Several individual factors influence the level of ethical behavior in an organization. An individual’s knowledge level regarding an issue can help to determine ethical behavior. A decision maker with a greater amount of knowledge regarding an object or situation may take steps to avoid ethical problems, whereas a less-informed person may unknowingly take action that leads to an ethical conflict. One’s moral values and central, value-related attitudes clearly influence his or her business behavior. Most people join organizations to accomplish personal goals. The types of personal goals an individual aspires to and the manner in which these goals are pursued have significant impact on that individual’s behavior in an organization.
A person’s behavior in the workplace is, to some degree, determined by cultural norms, and these social factors vary from one culture to another. For example, in some countries it is acceptable and ethical for customs agents to receive gratuities for performing ordinary, legal tasks that are a part of jobs, whereas in other countries these practices would be viewed as unethical and perhaps illegal. The actions and decisions of coworkers is another social factor believed to shape a person’s sense of business ethics. For example, if your coworkers make long-distance telephone calls on company time and at company expense, you might view that behavior as acceptable and ethical because everyone does it. Significant others are persons to whom someone is emotionally attached-spouses, friends, and relatives, for instance. Their moral values and attitudes can also affect an employee’s perception of what is ethical and unethical in the workplace.

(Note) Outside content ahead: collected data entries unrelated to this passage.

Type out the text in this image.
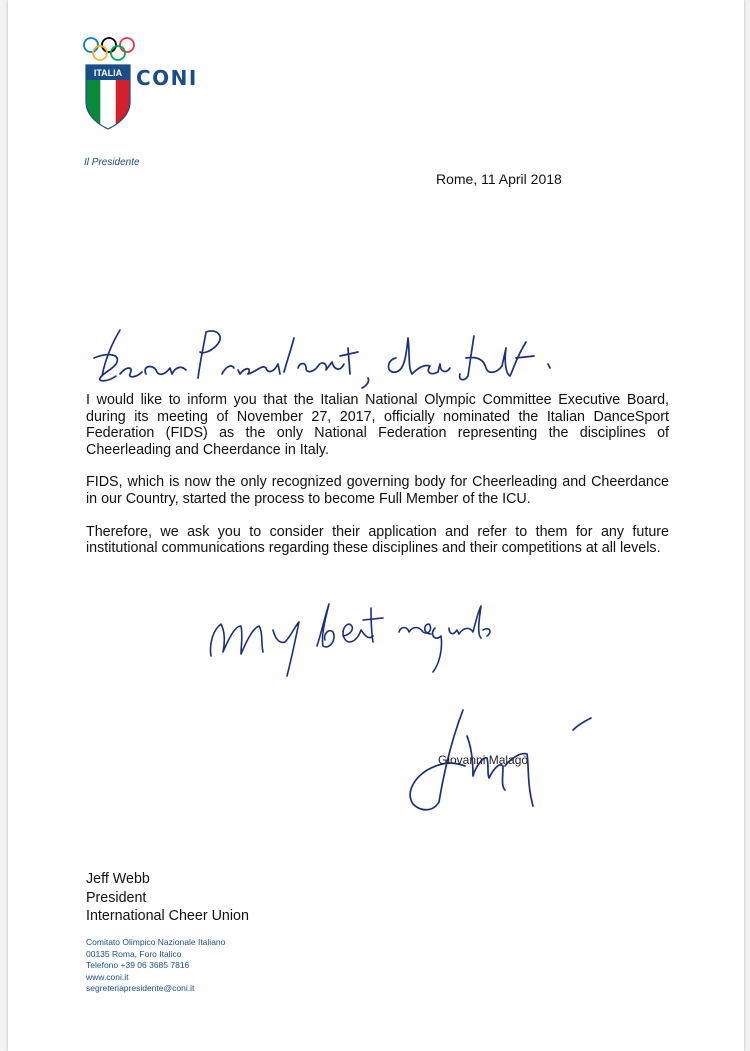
ITALIA CONI
Il Presidente
Rome, 11 April 2018

I would like to inform you that the Italian National Olympic Committee Executive Board, during its meeting of November 27, 2017, officially nominated the Italian DanceSport Federation (FIDS) as the only National Federation representing the disciplines of Cheerleading and Cheerdance in Italy.

FIDS, which is now the only recognized governing body for Cheerleading and Cheerdance in our Country, started the process to become Full Member of the ICU.

Therefore, we ask you to consider their application and refer to them for any future institutional communications regarding these disciplines and their competitions at all levels.

Giovanni Malagò
Jeff Webb
President
International Cheer Union
Comitato Olimpico Nazionale Italiano
00135 Roma, Foro Italico
Telefono +39 06 3685 7816
www.coni.it
segreteriapresidente@coni.it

Opportunity refers to the amount of freedom an organization gives an employee to behave ethically if he or she makes that choice. In some organizations, certain company policies and procedures reduce the opportunity to be unethical. For example, at some fast-food restaurants, one person takes your order and receives your payment and another person fills the order. This procedure reduces the opportunity to be unethical because the person handling the money is not dispensing the product, and the person giving out the product is not handling the money. The existence of an ethical code and the importance management places on this code are other determinants of opportunity. The degree of enforcement of company policies, procedures, and ethical codes is a major force affecting opportunity. When violations are dealt with consistently and firmly, the opportunity to be unethical is reduced.